Isso porque, apesar de os dados de desemprego nos EUA assustarem, o fato de eles serem divulgados semanalmente gera pressão para reações mais rápidas. O país aprovou ontem o maior plano de resgate econômico da história, no valor de dois trilhões de dólares (37% maior do que o PIB do Brasil) para ajudar empresas e cidadãos e revigorar a economia.

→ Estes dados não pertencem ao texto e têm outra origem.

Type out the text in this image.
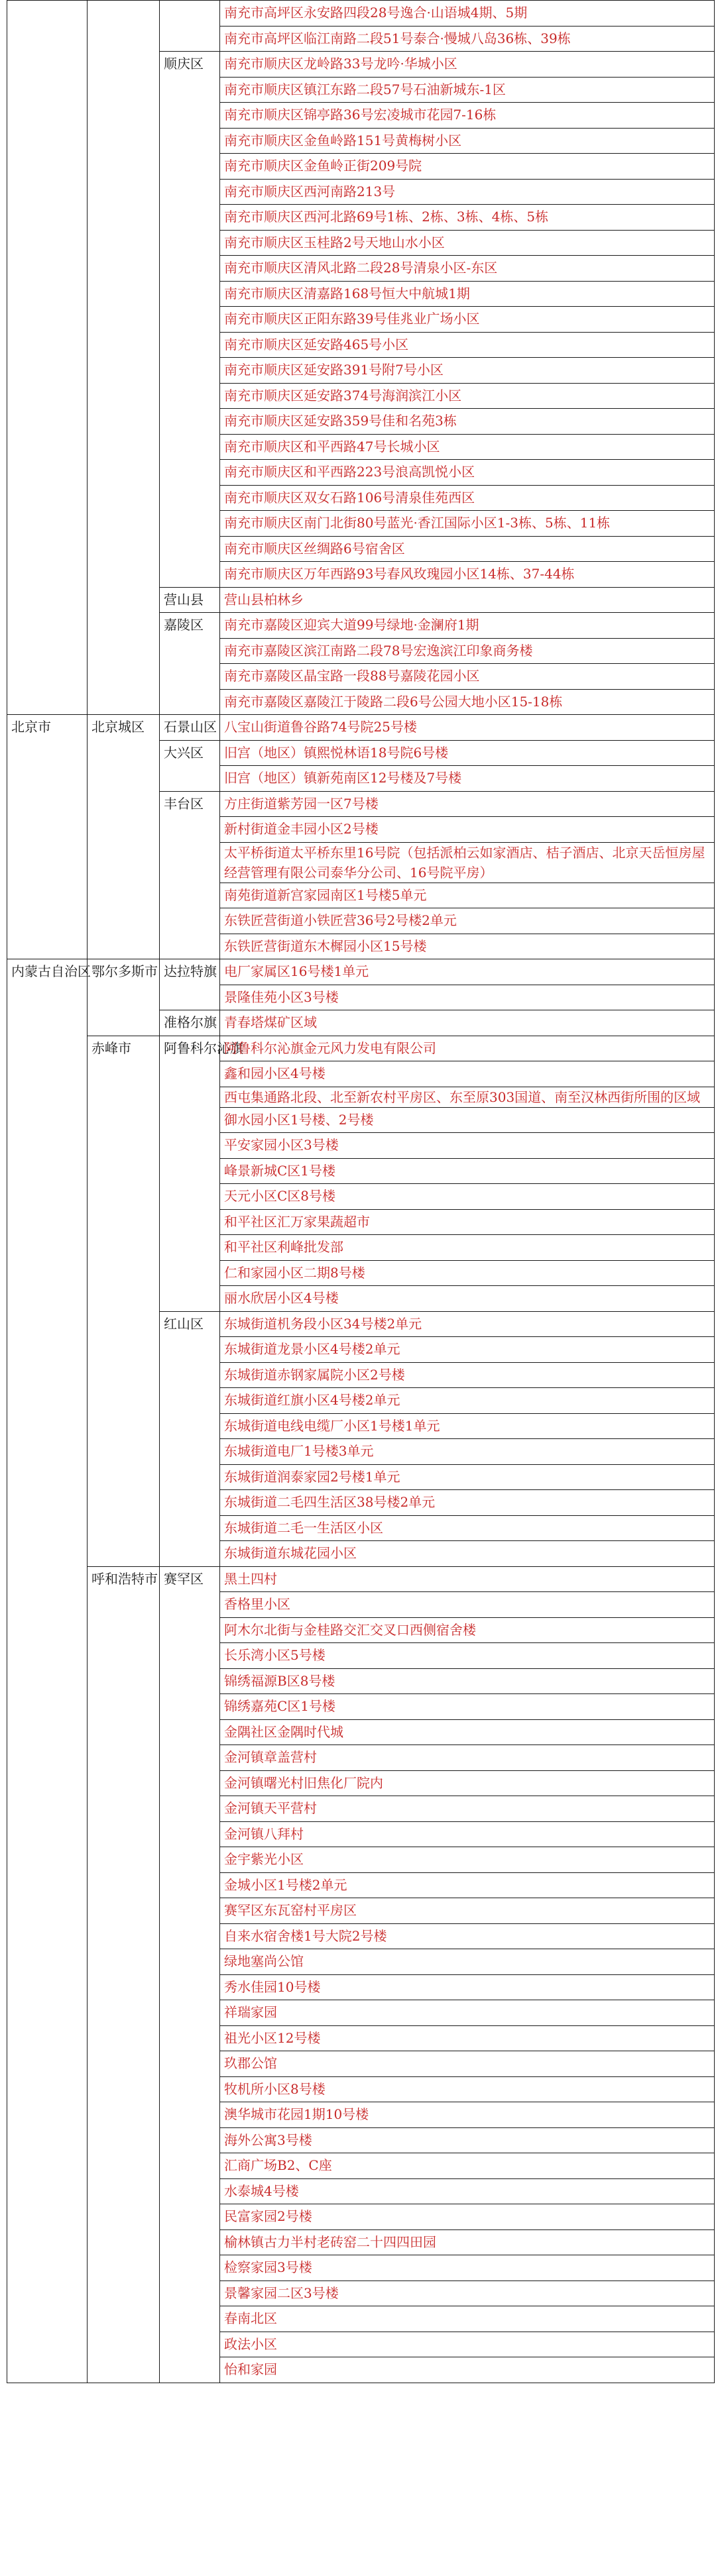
			南充市高坪区永安路四段28号逸合·山语城4期、5期
			南充市高坪区临江南路二段51号泰合·慢城八岛36栋、39栋
		顺庆区	南充市顺庆区龙岭路33号龙吟·华城小区
			南充市顺庆区镇江东路二段57号石油新城东-1区
			南充市顺庆区锦亭路36号宏凌城市花园7-16栋
			南充市顺庆区金鱼岭路151号黄梅树小区
			南充市顺庆区金鱼岭正街209号院
			南充市顺庆区西河南路213号
			南充市顺庆区西河北路69号1栋、2栋、3栋、4栋、5栋
			南充市顺庆区玉桂路2号天地山水小区
			南充市顺庆区清风北路二段28号清泉小区-东区
			南充市顺庆区清嘉路168号恒大中航城1期
			南充市顺庆区正阳东路39号佳兆业广场小区
			南充市顺庆区延安路465号小区
			南充市顺庆区延安路391号附7号小区
			南充市顺庆区延安路374号海润滨江小区
			南充市顺庆区延安路359号佳和名苑3栋
			南充市顺庆区和平西路47号长城小区
			南充市顺庆区和平西路223号浪高凯悦小区
			南充市顺庆区双女石路106号清泉佳苑西区
			南充市顺庆区南门北街80号蓝光·香江国际小区1-3栋、5栋、11栋
			南充市顺庆区丝绸路6号宿舍区
			南充市顺庆区万年西路93号春风玫瑰园小区14栋、37-44栋
		营山县	营山县柏林乡
		嘉陵区	南充市嘉陵区迎宾大道99号绿地·金澜府1期
			南充市嘉陵区滨江南路二段78号宏逸滨江印象商务楼
			南充市嘉陵区晶宝路一段88号嘉陵花园小区
			南充市嘉陵区嘉陵江于陵路二段6号公园大地小区15-18栋
北京市	北京城区	石景山区	八宝山街道鲁谷路74号院25号楼
		大兴区	旧宫（地区）镇熙悦林语18号院6号楼
			旧宫（地区）镇新苑南区12号楼及7号楼
		丰台区	方庄街道紫芳园一区7号楼
			新村街道金丰园小区2号楼
			太平桥街道太平桥东里16号院（包括派柏云如家酒店、桔子酒店、北京天岳恒房屋经营管理有限公司泰华分公司、16号院平房）
			南苑街道新宫家园南区1号楼5单元
			东铁匠营街道小铁匠营36号2号楼2单元
			东铁匠营街道东木樨园小区15号楼
内蒙古自治区	鄂尔多斯市	达拉特旗	电厂家属区16号楼1单元
			景隆佳苑小区3号楼
		准格尔旗	青春塔煤矿区域
	赤峰市	阿鲁科尔沁旗	阿鲁科尔沁旗金元风力发电有限公司
			鑫和园小区4号楼
			西屯集通路北段、北至新农村平房区、东至原303国道、南至汉林西街所围的区域
			御水园小区1号楼、2号楼
			平安家园小区3号楼
			峰景新城C区1号楼
			天元小区C区8号楼
			和平社区汇万家果蔬超市
			和平社区利峰批发部
			仁和家园小区二期8号楼
			丽水欣居小区4号楼
		红山区	东城街道机务段小区34号楼2单元
			东城街道龙景小区4号楼2单元
			东城街道赤钢家属院小区2号楼
			东城街道红旗小区4号楼2单元
			东城街道电线电缆厂小区1号楼1单元
			东城街道电厂1号楼3单元
			东城街道润泰家园2号楼1单元
			东城街道二毛四生活区38号楼2单元
			东城街道二毛一生活区小区
			东城街道东城花园小区
	呼和浩特市	赛罕区	黑土四村
			香格里小区
			阿木尔北街与金桂路交汇交叉口西侧宿舍楼
			长乐湾小区5号楼
			锦绣福源B区8号楼
			锦绣嘉苑C区1号楼
			金隅社区金隅时代城
			金河镇章盖营村
			金河镇曙光村旧焦化厂院内
			金河镇天平营村
			金河镇八拜村
			金宇紫光小区
			金城小区1号楼2单元
			赛罕区东瓦窑村平房区
			自来水宿舍楼1号大院2号楼
			绿地塞尚公馆
			秀水佳园10号楼
			祥瑞家园
			祖光小区12号楼
			玖郡公馆
			牧机所小区8号楼
			澳华城市花园1期10号楼
			海外公寓3号楼
			汇商广场B2、C座
			水泰城4号楼
			民富家园2号楼
			榆林镇古力半村老砖窑二十四四田园
			检察家园3号楼
			景馨家园二区3号楼
			春南北区
			政法小区
			怡和家园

No Brasil, no entanto, é possível que só em maio o país tenha dados oficiais sobre o desempenho do desemprego neste início de crise. “A PNAD contínua, que abarca trabalhadores formais e informais, é trimestral. Nem o Caged, que é mensal mas só retrata o mercado formal, será suficiente para sabermos o tamanho disso que estamos vivendo”, aposta Godoi, da GO Associados.
Outro agravante é que a pandemia levou o Instituto Brasileiro de Geografia e Estatística, que divulga a taxa de desemprego no país, a suspender a coleta presencial de dados. Em nota, o instituto disse que avalia alternativas para a realização da pesquisa sem envolver visitas aos domicílios brasileiros.
A boa notícia, apesar de tudo, é que a projeção é relativamente positiva sobre o tempo necessário para sair da crise, pois em tese a demanda de emprego pode voltar ao normal assim que a pandemia passar. A dúvida continua sendo sobre quando isso vai acontecer.